REPUBLIKA.CO.ID, JAKARTA— China akan merilis Alquran versi baru dengan penerjemahan dan penafsiran yang dipadukan dengan konfusianisme.
Ini merupakan salah satu upaya negara berjuluk Tirai Bambu itu untuk mensinisasi Islam di negara itu. Ini menyusul pertemuan pejabat pemerintah dan dan akademisi China bertemu di Urumqi pada akhir Juli lalu.
Dalam pertemuan itu disampaikan bahwa secara khusus, China perlu berbuat lebih banyak untuk menyatukan Islam dengan Konfusianisme.
Pakar tafsir Alquran yang juga Ketua Program Studi Ilmu Alquran dan Tafsir Fakultas Ushuluddin UIN Syarif Hidayatullah Jakarta dan Pengasuh Pondok Pesantren Bayt Alquran, Dr KH Syahrullah Iskandar, memberikan pandangannya terhadap isu tersebut. Berikut pandangan utuh beliau yang diberi judul:
Catatan tentang Terjemahan Alquran
Penerjemahan Alquran sejak ratusan tahun silam telah hadir dalam beberapa versi bahasa, baik Latin, Inggris, Prancis, Jerman, Belanda, Italia, dan selainnya.
Meski awalnya ulama berselisih pendapat perihal kebolehan penerjemahan Alquran ke bahasa-bahasa tersebut, karya terjemahan Alquran tetap juga bermunculan dalam pelbagai bahasa. Tentu saja tujuannya agar memudahkan pembacanya mengais arti dari ayat atau surah yang dibacanya.
Upaya penerjemahan bukanlah perkara gampang, karena harus diawali dengan pembacaan beberapa referensi tafsir terlebih dahulu, berikut referensi-referensi terkait lainnya untuk memahami makna dari ayat yang akan diterjemahkan.
Baca juga: 5 Dalil yang Menjadi Landasan Pelaksanaan Maulid Nabi Muhammad SAW
Terjemahan lebih ringkas dari tafsir, tetapi terjemahan dihasilkan meniscayakan telaah karya-karya tafsir terlebih dahulu. Belum lagi penerjemahan melibatkan bahasa asal dan bahasa tujuan. Dalam hal ini, bahasa Arab selaku bahasa Alquran menjadi elemen utama yang harus menjadi acuan.
Pemaknaan sebuah kata melibatkan referensi kebahasaan, sehingga makna leksikon sebuah kata tidak mungkin diabaikan begitu saja. Di sisi lain, penerjemah akan terjebak dalam kekeliruan jika memaknai sebuah kata dalam ayat Alquran mengabaikan makna yang berlaku saat pewahyuan (di masa Rasulullah SAW).
Sebagai contoh, jika makna kata “sayyarah” dalam Alquran surat Yusuf ayat 19 dengan “mobil” sebagaimana salah satu makna kata tersebut kekinian, maka makna ayat akan jauh dari konteks yang dimaksudkan.

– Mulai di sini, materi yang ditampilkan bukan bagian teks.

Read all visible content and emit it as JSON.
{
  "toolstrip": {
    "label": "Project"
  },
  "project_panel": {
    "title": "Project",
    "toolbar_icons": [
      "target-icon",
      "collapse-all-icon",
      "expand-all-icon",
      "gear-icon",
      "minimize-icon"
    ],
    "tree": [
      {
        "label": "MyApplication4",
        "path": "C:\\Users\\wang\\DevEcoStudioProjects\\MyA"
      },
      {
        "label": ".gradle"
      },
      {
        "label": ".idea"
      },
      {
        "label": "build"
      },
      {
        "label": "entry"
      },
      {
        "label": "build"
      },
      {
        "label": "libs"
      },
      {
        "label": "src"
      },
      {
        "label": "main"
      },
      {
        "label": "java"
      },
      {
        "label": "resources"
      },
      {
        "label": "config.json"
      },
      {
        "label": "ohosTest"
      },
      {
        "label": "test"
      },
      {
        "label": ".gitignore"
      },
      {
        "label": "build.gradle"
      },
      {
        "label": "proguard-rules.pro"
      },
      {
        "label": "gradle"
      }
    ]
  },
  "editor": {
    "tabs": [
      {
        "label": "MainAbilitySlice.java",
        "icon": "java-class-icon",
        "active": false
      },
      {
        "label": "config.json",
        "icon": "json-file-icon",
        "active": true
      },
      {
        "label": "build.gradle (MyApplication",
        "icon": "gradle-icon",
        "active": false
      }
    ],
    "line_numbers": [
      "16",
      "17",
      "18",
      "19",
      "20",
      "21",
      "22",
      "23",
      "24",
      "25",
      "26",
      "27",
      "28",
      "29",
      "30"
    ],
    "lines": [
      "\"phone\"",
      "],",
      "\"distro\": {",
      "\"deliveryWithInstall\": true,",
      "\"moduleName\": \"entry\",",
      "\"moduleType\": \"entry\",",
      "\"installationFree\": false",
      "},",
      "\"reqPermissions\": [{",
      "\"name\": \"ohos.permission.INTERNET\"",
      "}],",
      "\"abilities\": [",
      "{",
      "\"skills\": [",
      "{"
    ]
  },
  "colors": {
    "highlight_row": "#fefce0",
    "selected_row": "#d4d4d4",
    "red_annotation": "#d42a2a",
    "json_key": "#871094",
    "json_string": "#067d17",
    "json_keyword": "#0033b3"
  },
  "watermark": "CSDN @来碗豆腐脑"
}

Baca juga: 8 Fakta tentang Istana Supermegah Firaun yang Diabadikan Alquran
Kalau dari bahasa asal (bahasa Arab) sudah harus memerhatikan unsur gramatika bahasa Arab, begitupun di bahasa tujuan (bahasa terjemahan) juga harus teliti menggunakan padanan kata yang semakna, termasuk gramatika dan rasa bahasanya, sehingga tidak diterjemahkan secara harfiyah (letterlijk) yang berpeluang besar mengacaukan konteks dimaksudkan ayat Alquran.
Sisi lain lagi, perhatian terhadap perkembangan makna dan redaksi bahasa tujuan yang harus diakomodasi dalam upaya terjemahan.